Bibliographical Essay
Violence as a separate topic has been carefully excluded from discussions of state power and society in Middle Period Chinese history (750-1550). This is due to two intersecting and reinforcing interests within historical studies, the desire to take as a given the ‘natural’ cohesion of the Chinese state and Chinese society, and the sometimes active hostility of researchers to confront directly the uses of violence in Chinese culture.
Chinese scholars are more prone to the former bias and Western scholars to the latter. Most Chinese scholars assume the continuity and coincidence of the Chinese state with Chinese culture and the Chinese people, which obviates the need for violence to maintain that coherence. Western scholars until recently have posed the unified Chinese state and its ‘natural’ and eternal existence against the contentious and violent Western geo-political environment. Most discussions of state violence are confined to military history, which has only recently received much attention.Chinese history is usually broken up by dynasty, stressing the centrality of the political unit. The early part of China’s Middle Period begins in the middle of the Tang (618-907), with the An Lushan Rebellion (755-63) studied so thoroughly by E.
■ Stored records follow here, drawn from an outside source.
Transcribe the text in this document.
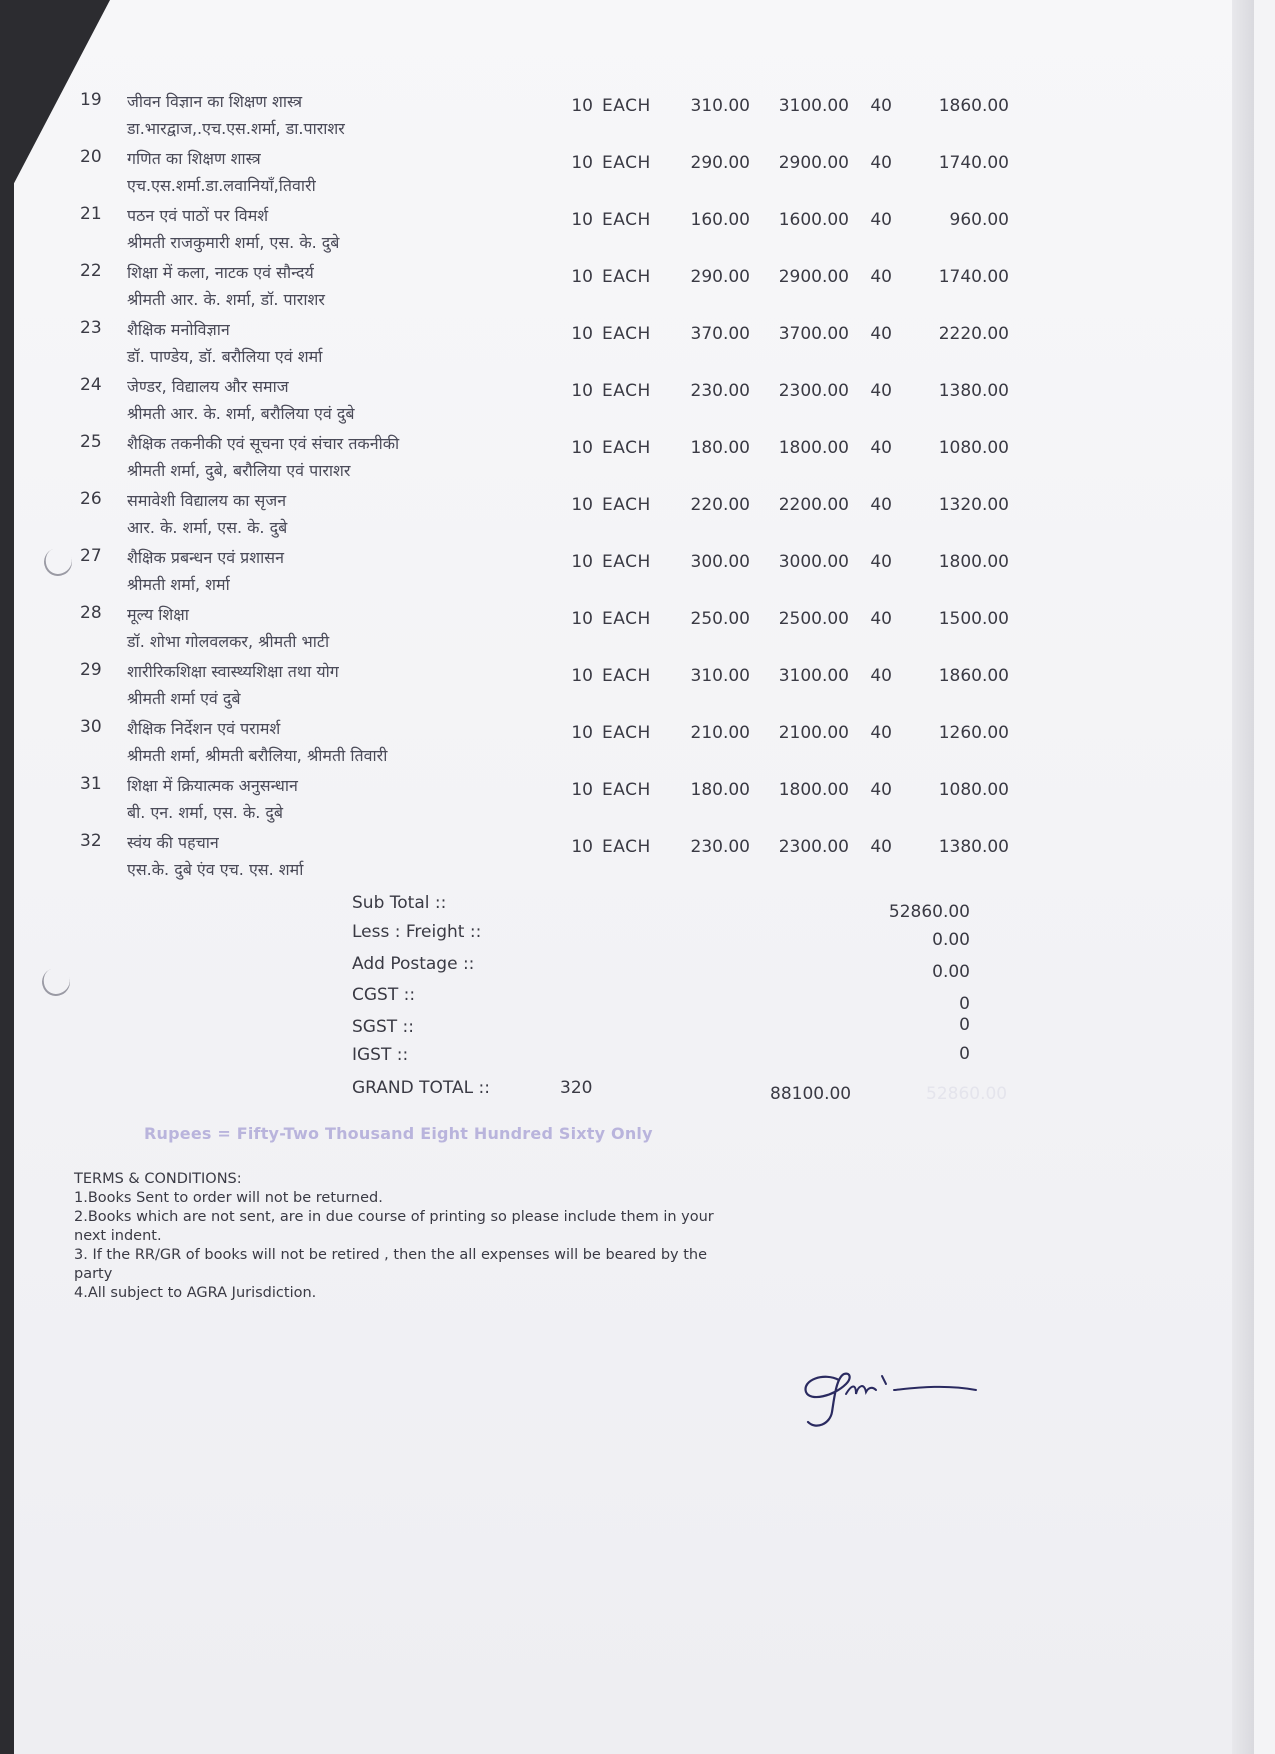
19 जीवन विज्ञान का शिक्षण शास्त्र
डा.भारद्वाज,.एच.एस.शर्मा, डा.पाराशर
10 EACH	310.00	3100.00	40	1860.00
20 गणित का शिक्षण शास्त्र
एच.एस.शर्मा.डा.लवानियाँ,तिवारी
10 EACH	290.00	2900.00	40	1740.00
21 पठन एवं पाठों पर विमर्श
श्रीमती राजकुमारी शर्मा, एस. के. दुबे
10 EACH	160.00	1600.00	40	960.00
22 शिक्षा में कला, नाटक एवं सौन्दर्य
श्रीमती आर. के. शर्मा, डॉ. पाराशर
10 EACH	290.00	2900.00	40	1740.00
23 शैक्षिक मनोविज्ञान
डॉ. पाण्डेय, डॉ. बरौलिया एवं शर्मा
10 EACH	370.00	3700.00	40	2220.00
24 जेण्डर, विद्यालय और समाज
श्रीमती आर. के. शर्मा, बरौलिया एवं दुबे
10 EACH	230.00	2300.00	40	1380.00
25 शैक्षिक तकनीकी एवं सूचना एवं संचार तकनीकी
श्रीमती शर्मा, दुबे, बरौलिया एवं पाराशर
10 EACH	180.00	1800.00	40	1080.00
26 समावेशी विद्यालय का सृजन
आर. के. शर्मा, एस. के. दुबे
10 EACH	220.00	2200.00	40	1320.00
27 शैक्षिक प्रबन्धन एवं प्रशासन
श्रीमती शर्मा, शर्मा
10 EACH	300.00	3000.00	40	1800.00
28 मूल्य शिक्षा
डॉ. शोभा गोलवलकर, श्रीमती भाटी
10 EACH	250.00	2500.00	40	1500.00
29 शारीरिकशिक्षा स्वास्थ्यशिक्षा तथा योग
श्रीमती शर्मा एवं दुबे
10 EACH	310.00	3100.00	40	1860.00
30 शैक्षिक निर्देशन एवं परामर्श
श्रीमती शर्मा, श्रीमती बरौलिया, श्रीमती तिवारी
10 EACH	210.00	2100.00	40	1260.00
31 शिक्षा में क्रियात्मक अनुसन्धान
बी. एन. शर्मा, एस. के. दुबे
10 EACH	180.00	1800.00	40	1080.00
32 स्वंय की पहचान
एस.के. दुबे एंव एच. एस. शर्मा
10 EACH	230.00	2300.00	40	1380.00
Sub Total ::	52860.00
Less : Freight ::	0.00
Add Postage ::	0.00
CGST ::	0
SGST ::	0
IGST ::	0
GRAND TOTAL ::	320	88100.00	52860.00
Rupees = Fifty-Two Thousand Eight Hundred Sixty Only
TERMS & CONDITIONS:
1.Books Sent to order will not be returned.
2.Books which are not sent, are in due course of printing so please include them in your next indent.
3. If the RR/GR of books will not be retired , then the all expenses will be beared by the party
4.All subject to AGRA Jurisdiction.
G. Pulleyblank, The Background of the Rebellion of An Lu-Shan (Oxford: Oxford University Press, 1955) and ‘The An Lu-Shan Rebellion and the Origins of Chronic Militarism in Late T'ang China', in John Curtis Perry and Bardwell L. Smith (eds.), Essays on T'ang Society: The Interplay of Social, Political and Economic Forces (Leiden: Brill, 1976). More generally, David Graff, Medieval Chinese Warfare, 300-900 (New York: Routledge, 2001) is indispensable for the military aspects of this period, and Jonathan Skaff, Sui-Tang China and Its Turko-Mongol Neighbors: Culture, Power and Connections, 380-800 (Oxford: Oxford University Press, 2012) is critical for understanding the ethnic interconnections between ‘China' and the steppe people.
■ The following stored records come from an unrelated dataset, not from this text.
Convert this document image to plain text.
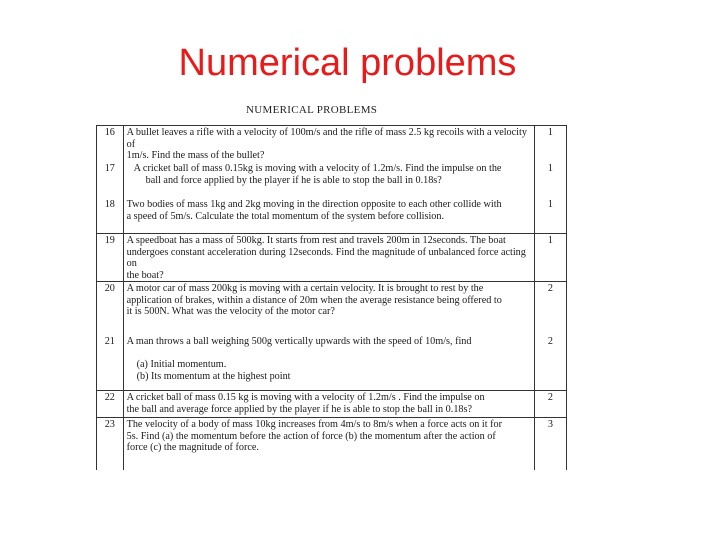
Numerical problems
NUMERICAL PROBLEMS
16	A bullet leaves a rifle with a velocity of 100m/s and the rifle of mass 2.5 kg recoils with a velocity of
1m/s. Find the mass of the bullet?	1
17	A cricket ball of mass 0.15kg is moving with a velocity of 1.2m/s. Find the impulse on the
ball and force applied by the player if he is able to stop the ball in 0.18s?	1
18	Two bodies of mass 1kg and 2kg moving in the direction opposite to each other collide with
a speed of 5m/s. Calculate the total momentum of the system before collision.	1
19	A speedboat has a mass of 500kg. It starts from rest and travels 200m in 12seconds. The boat
undergoes constant acceleration during 12seconds. Find the magnitude of unbalanced force acting on
the boat?	1
20	A motor car of mass 200kg is moving with a certain velocity. It is brought to rest by the
application of brakes, within a distance of 20m when the average resistance being offered to
it is 500N. What was the velocity of the motor car?	2
21	A man throws a ball weighing 500g vertically upwards with the speed of 10m/s, find

(a) Initial momentum.
(b) Its momentum at the highest point	2
22	A cricket ball of mass 0.15 kg is moving with a velocity of 1.2m/s . Find the impulse on
the ball and average force applied by the player if he is able to stop the ball in 0.18s?	2
23	The velocity of a body of mass 10kg increases from 4m/s to 8m/s when a force acts on it for
5s. Find (a) the momentum before the action of force (b) the momentum after the action of
force (c) the magnitude of force.	3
For the Five Dynasties and Ten Kingdoms Period (907-60), Richard Davis has written two biographies, From Warhorses to Ploughshares: The Later Tang Reign of Emperor Mingzong (Hong Kong: Hong Kong University Press, 2015) and Fire and Ice: Li Cunxu and the Founding of the Later Tang (Hong Kong: Hong Kong University Press, 2016), that emphasise the ethnic distinctions in the place and uses of violence in northern China.
His student Hongjie Wang's Power and Politics in Tenth-Century China (Amherst: Cambria, 2011) is also useful as a local study of the Shu regime in Sichuan.A general overview of the period from the end of the Tang dynasty through 1550 is Peter Lorge, War, Politics and Society in Early Modern China, 900-1793 (New York: Routledge, 2005). The important study by Elad Alyagon, ‘Soldier Mutinies and Resistance during the Northern Song', in Patricia Ebrey and Paul Smith (eds.), State Power in China, 900-1323 (Seattle: University of Washington Press, 2016), is critical for understanding the use of force against soldiers to keep them obedient.
For the Ming dynasty there are two relevant books by David Robinson, Bandits, Eunuchs and the Song of Heaven (Honolulu: University of Hawai‘i Press, 2001) and Martial Spectacles of the Ming Court (Cambridge, MA: Harvard University Press, 2013). Kenneth Swope's A Dragon's Head and a Serpent's Tail (Norman: University of Oklahoma Press, 2010) shows not only the clash of different military approaches between states, those of China, Korea and Japan, but also the differences between northern and southern Chinese troops.